For all the partially deserved fanboy flack that Brett Ratner gets for his middling X-Men entry, 2006’s The Last Stand, the truth is that the guy knows how to create fairly passable entertainment. I would apply this to everything from Red Dragon to After the Sunset to Tower Heist. His latest is Hercules. This is not a re-teaming with Eddie Murphy focusing on Sherman Klump’s nephew, but a significantly loose reimagining of the Greek god tale with its tongue often firmly planted in the strong cheekbones of its star Dwayne “The Rock” Johnson. If taking on this well worn story sounds like a big undertaking and effort for Mr. Ratner (if only there were a term to better describe that), he doesn’t embarrass himself even if the final product is just mildly satisfying.
Johnson is a natural choice to play the son of Zeus (or is he?) and we find this version of Hercules as a for hire mercenary with a band of merry misfits. They include his young nephew who hates that his legendary uncle won’t let him fight. We have a knife thrower and a dude who doesn’t speak, but we know he will eventually at an “important moment”. And we also know the nephew will get his chance to show his bravery. The most interesting of the Herculean back up group is played by Ian McShane who can apparently see his the details of his own demise. The pic has a little fun with this detail. Rounding out the team is basically Xena, Warrior Princess.

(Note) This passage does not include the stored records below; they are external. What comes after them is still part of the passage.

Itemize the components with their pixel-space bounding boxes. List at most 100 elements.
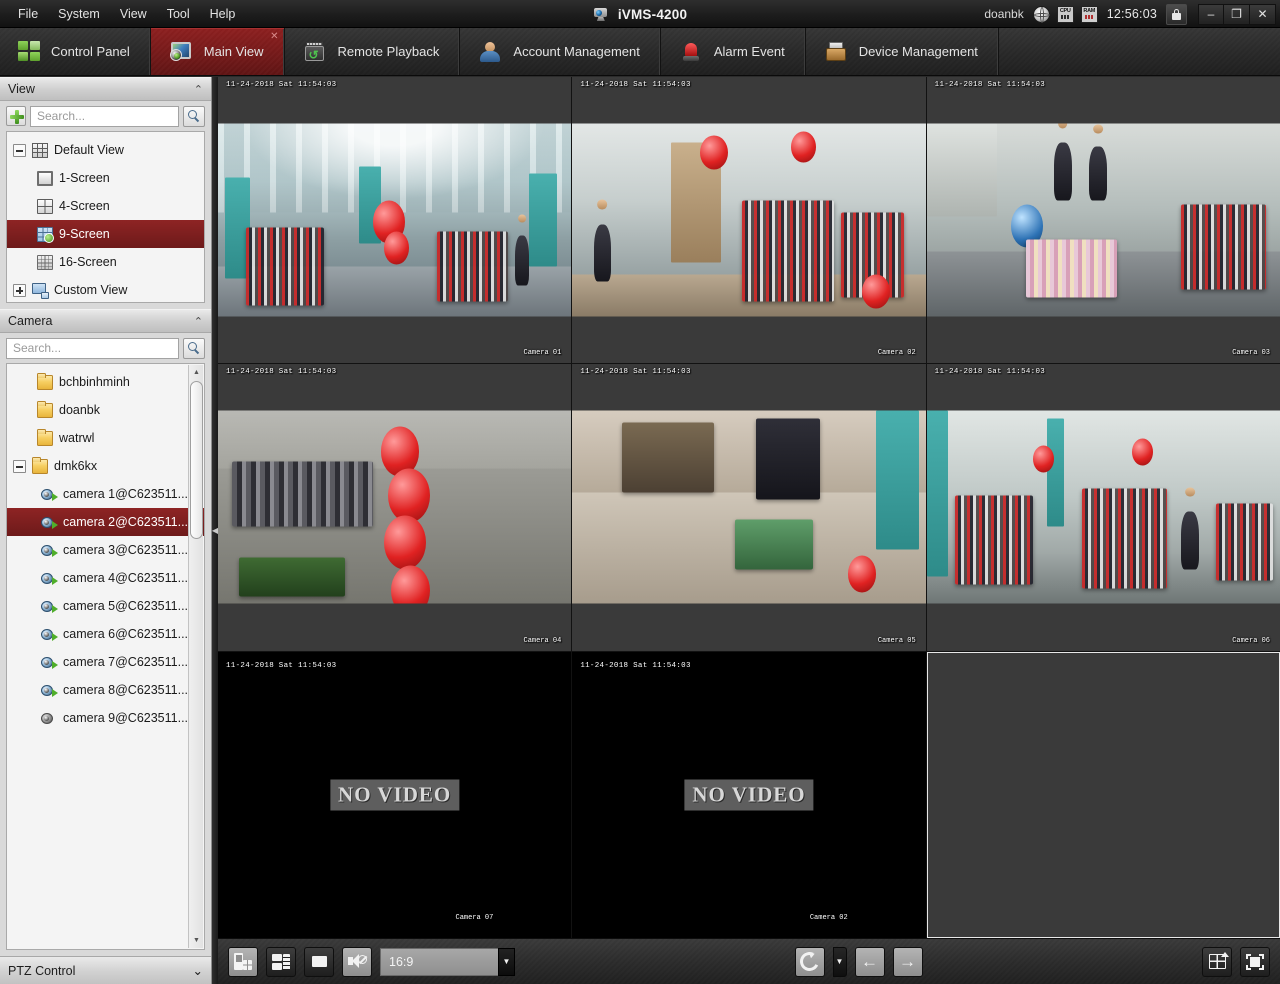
- tree-item-watrwl[interactable]: watrwl: [7, 424, 204, 452]
- tree-item-1-screen-label: 1-Screen: [59, 171, 110, 185]
- tree-item-camera-2-label: camera 2@C623511...: [63, 515, 189, 529]
- video-cell-4[interactable]: 11-24-2018 Sat 11:54:03 Camera 04: [218, 364, 572, 651]
- video-cell-2[interactable]: 11-24-2018 Sat 11:54:03 Camera 02: [572, 77, 926, 364]
- scene-art: [926, 123, 1280, 317]
- tree-item-camera-4[interactable]: camera 4@C623511...: [7, 564, 204, 592]
- auto-switch-button[interactable]: [794, 946, 825, 977]
- video-grid-9: 11-24-2018 Sat 11:54:03 Camera 01 11-24-…: [218, 77, 1280, 938]
- camera-online-icon: [41, 627, 58, 642]
- menu-system[interactable]: System: [48, 2, 110, 26]
- video-cell-6[interactable]: 11-24-2018 Sat 11:54:03 Camera 06: [926, 364, 1280, 651]
- auto-switch-options-button[interactable]: ▼: [832, 946, 847, 977]
- ptz-expand-icon[interactable]: ⌄: [193, 963, 203, 978]
- previous-page-button[interactable]: ←: [854, 946, 885, 977]
- camera-online-icon: [41, 599, 58, 614]
- camera-online-icon: [41, 543, 58, 558]
- expander-minus-icon[interactable]: [13, 459, 26, 473]
- tree-item-camera-8[interactable]: camera 8@C623511...: [7, 676, 204, 704]
- tree-item-9-screen[interactable]: 9-Screen: [7, 220, 204, 248]
- tree-item-camera-7[interactable]: camera 7@C623511...: [7, 648, 204, 676]
- expander-minus-icon[interactable]: [13, 143, 26, 157]
- network-globe-icon[interactable]: [1032, 5, 1050, 23]
- tree-item-16-screen[interactable]: 16-Screen: [7, 248, 204, 276]
- menu-tool[interactable]: Tool: [157, 2, 200, 26]
- camera-tree-scrollbar[interactable]: ▲ ▼: [188, 365, 203, 948]
- view-panel-collapse-icon[interactable]: ⌃: [194, 83, 203, 96]
- mute-button[interactable]: [342, 946, 372, 977]
- restore-button[interactable]: ❐: [1224, 3, 1250, 25]
- tree-item-16-screen-label: 16-Screen: [59, 255, 117, 269]
- view-search-button[interactable]: [183, 105, 205, 127]
- cpu-bars: [1058, 14, 1073, 19]
- tab-device-management[interactable]: Device Management: [806, 28, 999, 75]
- video-cell-5[interactable]: 11-24-2018 Sat 11:54:03 Camera 05: [572, 364, 926, 651]
- tab-account-management[interactable]: Account Management: [460, 28, 661, 75]
- tree-item-default-view-label: Default View: [54, 143, 124, 157]
- camera-online-icon: [41, 487, 58, 502]
- speaker-mute-icon: [347, 954, 367, 969]
- camera-search-button[interactable]: [183, 337, 205, 359]
- tree-item-4-screen[interactable]: 4-Screen: [7, 192, 204, 220]
- stop-all-button[interactable]: [304, 946, 334, 977]
- tree-item-1-screen[interactable]: 1-Screen: [7, 164, 204, 192]
- lock-button[interactable]: [1166, 3, 1187, 25]
- no-video-label-8: NO VIDEO: [684, 779, 814, 811]
- tab-control-panel[interactable]: Control Panel: [0, 28, 151, 75]
- video-cell-7[interactable]: 11-24-2018 Sat 11:54:03 NO VIDEO Camera …: [218, 651, 572, 938]
- full-screen-button[interactable]: [1240, 946, 1270, 977]
- aspect-ratio-value[interactable]: 16:9: [380, 947, 498, 976]
- view-panel-title: View: [8, 82, 35, 96]
- ptz-control-title: PTZ Control: [8, 963, 76, 978]
- tree-item-bchbinhminh[interactable]: bchbinhminh: [7, 368, 204, 396]
- aspect-ratio-dropdown-icon[interactable]: ▼: [498, 947, 515, 976]
- video-cell-9[interactable]: [926, 651, 1280, 938]
- camera-online-icon: [41, 515, 58, 530]
- tree-item-camera-1[interactable]: camera 1@C623511...: [7, 480, 204, 508]
- tree-item-camera-2[interactable]: camera 2@C623511...: [7, 508, 204, 536]
- camera-tree: bchbinhminh doanbk watrwl dmk6kx camera …: [7, 364, 204, 736]
- video-cell-8[interactable]: 11-24-2018 Sat 11:54:03 NO VIDEO Camera …: [572, 651, 926, 938]
- camera-search-box[interactable]: [6, 337, 179, 359]
- tab-remote-playback[interactable]: ↺ Remote Playback: [285, 28, 461, 75]
- scroll-down-icon[interactable]: ▼: [189, 933, 204, 948]
- scrollbar-thumb[interactable]: [190, 381, 203, 539]
- tab-main-view-close-icon[interactable]: ✕: [270, 32, 278, 42]
- scroll-up-icon[interactable]: ▲: [189, 365, 204, 380]
- tree-item-dmk6kx[interactable]: dmk6kx: [7, 452, 204, 480]
- camera-panel-collapse-icon[interactable]: ⌃: [194, 315, 203, 328]
- tree-item-default-view[interactable]: Default View: [7, 136, 204, 164]
- minimize-button[interactable]: –: [1198, 3, 1224, 25]
- tree-item-doanbk[interactable]: doanbk: [7, 396, 204, 424]
- next-page-button[interactable]: →: [892, 946, 923, 977]
- capture-button[interactable]: [228, 946, 258, 977]
- tree-item-camera-9[interactable]: camera 9@C623511...: [7, 704, 204, 732]
- aspect-ratio-combo[interactable]: 16:9 ▼: [380, 947, 515, 976]
- video-stream-3: [926, 123, 1280, 317]
- tree-item-camera-3[interactable]: camera 3@C623511...: [7, 536, 204, 564]
- menu-view[interactable]: View: [110, 2, 157, 26]
- cpu-icon[interactable]: CPU: [1056, 5, 1074, 23]
- tab-main-view[interactable]: Main View ✕: [151, 28, 285, 75]
- video-cell-1[interactable]: 11-24-2018 Sat 11:54:03 Camera 01: [218, 77, 572, 364]
- add-view-button[interactable]: [6, 106, 26, 126]
- menu-file[interactable]: File: [8, 2, 48, 26]
- video-cell-3[interactable]: 11-24-2018 Sat 11:54:03 Camera 03: [926, 77, 1280, 364]
- window-division-button[interactable]: [266, 946, 296, 977]
- tree-item-camera-5[interactable]: camera 5@C623511...: [7, 592, 204, 620]
- expander-plus-icon[interactable]: [13, 283, 26, 297]
- view-search-input[interactable]: [37, 109, 172, 123]
- ram-icon[interactable]: RAM: [1080, 5, 1098, 23]
- menu-help[interactable]: Help: [200, 2, 246, 26]
- camera-search-input[interactable]: [13, 341, 172, 355]
- view-panel-header[interactable]: View ⌃: [0, 77, 211, 101]
- tab-alarm-event[interactable]: Alarm Event: [661, 28, 806, 75]
- camera-panel-header[interactable]: Camera ⌃: [0, 309, 211, 333]
- screen-layout-button[interactable]: [1202, 946, 1232, 977]
- menu-bar: File System View Tool Help: [0, 0, 245, 28]
- tree-item-custom-view[interactable]: Custom View: [7, 276, 204, 302]
- view-search-box[interactable]: [30, 105, 179, 127]
- view-tree-container: Default View 1-Screen 4-Screen 9-Screen: [6, 131, 205, 303]
- close-button[interactable]: ✕: [1250, 3, 1276, 25]
- ptz-control-panel-header[interactable]: PTZ Control ⌄: [0, 956, 211, 984]
- tree-item-camera-6[interactable]: camera 6@C623511...: [7, 620, 204, 648]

We soon arrive at our hero and team’s latest mission which is to save a village led by a Lord played by John Hurt and his daughter (Rebecca Ferguson) with her young boy who shall be king one day. That is if Hercules and company can save them. Family issues are also front and center with Hercules himself and we learn details of his tragic history relating to why he was banished from Athens.
Our nemesis is someone who may or may not be a centaur and we have a couple of laughs from that detail as well. We get a series of battle sequences and inspirational speeches as the beleaguered village must learn war tricks from the title character. Training montage included. It’s all familiar territory with the one welcome difference being that the screenplay doesn’t take itself seriously like most efforts in the genre.
The vibe gets a bit more toned down in the third act and by that time, these proceedings begin to wear out their welcome. It’s actually the early battle sequences that are most impressive before becoming a little repetitive (some occasional dodgy creature CG doesn’t help). Like Ratner flicks before it, passable is an apt word for description with Hercules.